Gopinath tidak menyebut sektor atau wilayah tertentu, tetapi peringatannya berlaku secara luas. Investor yang memegang obligasi berdurasi panjang menghadapi kerugian terbesar saat imbal hasil melonjak. Dan mereka yang menggunakan leverage untuk carry trade—meminjam murah untuk membeli utang dengan imbal hasil lebih tinggi—bisa terjepit jika volatilitas melonjak.

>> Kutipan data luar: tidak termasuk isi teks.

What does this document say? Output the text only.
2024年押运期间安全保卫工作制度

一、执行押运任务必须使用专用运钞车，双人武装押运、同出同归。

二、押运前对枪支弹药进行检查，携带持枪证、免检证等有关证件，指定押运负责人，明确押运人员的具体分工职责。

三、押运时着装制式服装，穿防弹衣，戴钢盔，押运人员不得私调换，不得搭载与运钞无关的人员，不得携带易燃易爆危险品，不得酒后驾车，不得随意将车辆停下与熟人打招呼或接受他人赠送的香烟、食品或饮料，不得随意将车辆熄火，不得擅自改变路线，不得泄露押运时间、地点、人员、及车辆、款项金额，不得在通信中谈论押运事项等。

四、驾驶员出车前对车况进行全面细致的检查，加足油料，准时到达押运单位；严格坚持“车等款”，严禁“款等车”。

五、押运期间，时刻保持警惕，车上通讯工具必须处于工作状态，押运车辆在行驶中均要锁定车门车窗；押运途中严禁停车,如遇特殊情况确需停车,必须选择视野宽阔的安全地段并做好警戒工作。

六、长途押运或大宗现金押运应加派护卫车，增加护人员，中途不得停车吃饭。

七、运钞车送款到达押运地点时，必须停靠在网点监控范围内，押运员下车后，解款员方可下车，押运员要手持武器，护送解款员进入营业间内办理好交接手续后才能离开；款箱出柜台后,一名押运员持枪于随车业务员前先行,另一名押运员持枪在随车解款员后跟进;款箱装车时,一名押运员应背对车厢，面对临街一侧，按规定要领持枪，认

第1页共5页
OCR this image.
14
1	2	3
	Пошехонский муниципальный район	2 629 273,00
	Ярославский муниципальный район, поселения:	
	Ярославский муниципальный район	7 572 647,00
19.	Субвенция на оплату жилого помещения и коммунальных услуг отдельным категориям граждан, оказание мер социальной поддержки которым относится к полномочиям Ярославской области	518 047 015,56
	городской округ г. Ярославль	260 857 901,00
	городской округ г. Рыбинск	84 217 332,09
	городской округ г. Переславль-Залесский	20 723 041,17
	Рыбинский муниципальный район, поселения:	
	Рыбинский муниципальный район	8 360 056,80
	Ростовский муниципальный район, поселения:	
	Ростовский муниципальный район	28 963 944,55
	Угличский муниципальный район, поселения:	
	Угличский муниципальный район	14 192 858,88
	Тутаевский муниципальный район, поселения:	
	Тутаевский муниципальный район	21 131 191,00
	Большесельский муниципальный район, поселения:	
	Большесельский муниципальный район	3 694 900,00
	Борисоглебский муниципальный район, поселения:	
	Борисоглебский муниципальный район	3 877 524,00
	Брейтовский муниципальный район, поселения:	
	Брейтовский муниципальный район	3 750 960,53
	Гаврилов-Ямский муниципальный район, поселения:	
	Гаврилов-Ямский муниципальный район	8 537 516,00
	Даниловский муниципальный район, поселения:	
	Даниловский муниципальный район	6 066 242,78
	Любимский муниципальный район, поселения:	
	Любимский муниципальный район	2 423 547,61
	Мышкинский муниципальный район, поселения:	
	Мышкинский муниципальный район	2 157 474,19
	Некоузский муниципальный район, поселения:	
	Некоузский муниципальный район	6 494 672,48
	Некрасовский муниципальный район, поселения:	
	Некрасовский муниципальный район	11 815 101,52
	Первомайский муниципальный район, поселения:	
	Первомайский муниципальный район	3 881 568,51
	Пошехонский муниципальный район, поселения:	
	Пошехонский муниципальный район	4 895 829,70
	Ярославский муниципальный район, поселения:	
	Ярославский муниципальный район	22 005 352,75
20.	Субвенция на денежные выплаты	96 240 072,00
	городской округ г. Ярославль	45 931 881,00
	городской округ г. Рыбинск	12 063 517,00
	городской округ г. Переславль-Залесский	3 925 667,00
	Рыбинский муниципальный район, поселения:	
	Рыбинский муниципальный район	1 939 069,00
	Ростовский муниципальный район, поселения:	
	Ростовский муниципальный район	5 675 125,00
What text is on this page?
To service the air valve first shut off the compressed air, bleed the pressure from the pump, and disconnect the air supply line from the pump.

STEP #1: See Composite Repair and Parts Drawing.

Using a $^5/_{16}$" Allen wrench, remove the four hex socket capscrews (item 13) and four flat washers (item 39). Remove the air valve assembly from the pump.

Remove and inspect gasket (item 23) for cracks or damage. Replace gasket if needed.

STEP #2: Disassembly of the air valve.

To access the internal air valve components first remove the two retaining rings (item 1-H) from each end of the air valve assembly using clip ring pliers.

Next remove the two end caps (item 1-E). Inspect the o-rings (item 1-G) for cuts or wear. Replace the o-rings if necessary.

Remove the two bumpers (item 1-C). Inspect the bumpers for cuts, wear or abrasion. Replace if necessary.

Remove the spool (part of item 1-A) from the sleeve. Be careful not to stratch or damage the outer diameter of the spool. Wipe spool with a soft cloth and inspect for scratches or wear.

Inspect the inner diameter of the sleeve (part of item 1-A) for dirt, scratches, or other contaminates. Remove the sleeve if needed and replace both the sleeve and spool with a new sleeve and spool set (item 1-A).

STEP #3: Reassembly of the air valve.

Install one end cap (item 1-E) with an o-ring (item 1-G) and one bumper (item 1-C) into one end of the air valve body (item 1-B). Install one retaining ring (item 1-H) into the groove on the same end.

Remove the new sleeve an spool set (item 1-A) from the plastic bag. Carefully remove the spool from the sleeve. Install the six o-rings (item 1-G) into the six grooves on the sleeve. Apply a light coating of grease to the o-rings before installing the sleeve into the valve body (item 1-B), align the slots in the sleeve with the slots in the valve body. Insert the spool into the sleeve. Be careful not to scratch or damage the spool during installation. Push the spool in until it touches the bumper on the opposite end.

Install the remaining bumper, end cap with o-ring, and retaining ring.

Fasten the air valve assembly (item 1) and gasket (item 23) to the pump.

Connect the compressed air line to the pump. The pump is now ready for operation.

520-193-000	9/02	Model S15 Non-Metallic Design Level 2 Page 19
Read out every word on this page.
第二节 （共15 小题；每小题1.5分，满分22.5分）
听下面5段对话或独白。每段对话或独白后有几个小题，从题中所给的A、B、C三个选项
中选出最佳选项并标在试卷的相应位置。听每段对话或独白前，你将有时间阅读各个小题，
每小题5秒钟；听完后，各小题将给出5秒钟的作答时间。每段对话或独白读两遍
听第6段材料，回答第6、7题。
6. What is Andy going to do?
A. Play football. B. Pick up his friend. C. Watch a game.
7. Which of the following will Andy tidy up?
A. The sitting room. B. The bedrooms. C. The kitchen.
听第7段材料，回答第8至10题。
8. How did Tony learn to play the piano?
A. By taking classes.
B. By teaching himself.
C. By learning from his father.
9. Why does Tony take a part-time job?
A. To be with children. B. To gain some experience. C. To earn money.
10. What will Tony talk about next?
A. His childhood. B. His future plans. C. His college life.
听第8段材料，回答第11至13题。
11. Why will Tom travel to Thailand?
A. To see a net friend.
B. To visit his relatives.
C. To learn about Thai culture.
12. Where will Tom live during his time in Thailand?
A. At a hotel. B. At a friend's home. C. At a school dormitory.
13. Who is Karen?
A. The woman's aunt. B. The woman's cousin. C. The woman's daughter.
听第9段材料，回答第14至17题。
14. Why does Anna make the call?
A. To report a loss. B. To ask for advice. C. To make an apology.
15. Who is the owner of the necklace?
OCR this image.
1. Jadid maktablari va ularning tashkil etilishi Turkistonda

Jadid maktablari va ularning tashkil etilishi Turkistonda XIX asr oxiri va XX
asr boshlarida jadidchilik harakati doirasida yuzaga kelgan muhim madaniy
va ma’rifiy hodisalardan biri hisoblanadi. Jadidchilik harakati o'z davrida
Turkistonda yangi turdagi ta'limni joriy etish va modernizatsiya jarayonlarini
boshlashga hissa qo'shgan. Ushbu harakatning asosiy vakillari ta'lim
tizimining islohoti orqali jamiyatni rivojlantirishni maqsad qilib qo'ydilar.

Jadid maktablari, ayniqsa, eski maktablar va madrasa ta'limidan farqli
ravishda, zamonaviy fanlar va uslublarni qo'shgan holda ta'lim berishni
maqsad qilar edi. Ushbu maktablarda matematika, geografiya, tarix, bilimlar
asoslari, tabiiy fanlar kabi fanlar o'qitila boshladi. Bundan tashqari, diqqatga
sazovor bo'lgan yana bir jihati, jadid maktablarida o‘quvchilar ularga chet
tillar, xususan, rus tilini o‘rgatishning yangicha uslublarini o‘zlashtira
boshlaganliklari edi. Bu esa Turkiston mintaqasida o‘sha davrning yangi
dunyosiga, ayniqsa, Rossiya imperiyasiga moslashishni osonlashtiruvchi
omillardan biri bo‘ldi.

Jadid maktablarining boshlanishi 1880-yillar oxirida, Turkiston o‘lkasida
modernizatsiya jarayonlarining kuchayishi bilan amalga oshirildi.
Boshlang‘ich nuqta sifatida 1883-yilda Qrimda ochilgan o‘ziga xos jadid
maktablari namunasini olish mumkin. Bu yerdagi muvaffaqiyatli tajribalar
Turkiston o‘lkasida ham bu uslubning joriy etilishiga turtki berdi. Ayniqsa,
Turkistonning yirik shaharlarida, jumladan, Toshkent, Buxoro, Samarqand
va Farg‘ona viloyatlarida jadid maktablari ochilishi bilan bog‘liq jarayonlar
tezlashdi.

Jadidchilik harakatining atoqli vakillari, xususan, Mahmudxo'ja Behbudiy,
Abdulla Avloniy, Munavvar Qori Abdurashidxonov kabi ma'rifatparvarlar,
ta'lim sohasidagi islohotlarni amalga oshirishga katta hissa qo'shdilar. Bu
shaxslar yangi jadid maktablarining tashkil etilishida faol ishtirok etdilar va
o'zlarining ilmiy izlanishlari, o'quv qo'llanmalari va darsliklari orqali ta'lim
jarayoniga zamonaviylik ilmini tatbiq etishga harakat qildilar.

Stabilitas global dalam bidikan

Kekhawatiran yang lebih besar adalah penularan. Kejatuhan pasar obligasi secara tiba-tiba di satu ekonomi utama dapat meluas melintasi batas negara, karena arus modal berbalik dan nafsu risiko menyusut. Gopinath mencatat bahwa pasar yang rapuh meningkatkan kemungkinan peristiwa destabilisasi, yang mungkin sulit dikendalikan bank sentral tanpa memicu kembali inflasi. IMF telah memperingatkan selama berbulan-bulan bahwa normalisasi kebijakan moneter pasca-pandemi penuh dengan bahaya, dan pernyataan terbarunya memperkuat pesan itu.

Negara berkembang sangat rentan. Banyak yang meminjam banyak dalam dolar selama era suku bunga rendah; sekarang biaya pelayanan utang mereka melonjak. Jika imbal hasil global terus naik, lebih banyak dari mereka bisa menghadapi krisis pendanaan, memberi tekanan pada sumber daya pinjaman IMF sendiri.

Apa yang akan diamati pasar selanjutnya

Semua mata kini beralih ke kumpulan data ekonomi berikutnya dan pertemuan bank sentral. Federal Reserve dan Bank Sentral Eropa telah memberi sinyal bahwa mereka mungkin menahan suku bunga stabil untuk saat ini, tetapi inflasi yang tetap tinggi bisa memaksa mereka untuk berbalik arah. Investor akan mencermati setiap pidato dan data inflasi untuk petunjuk apakah imbal hasil telah mencapai puncak—atau baru saja dimulai.

Peringatan Gopinath tidak memberikan jadwal, tetapi ini menjadi latar bagi musim panas yang mencemaskan di pasar obligasi. IMF akan memperbarui prospek globalnya dalam World Economic Outlook berikutnya, yang dijadwalkan pada Juli, yang mungkin mencakup penilaian lebih dalam tentang risiko yang dia tunjukkan.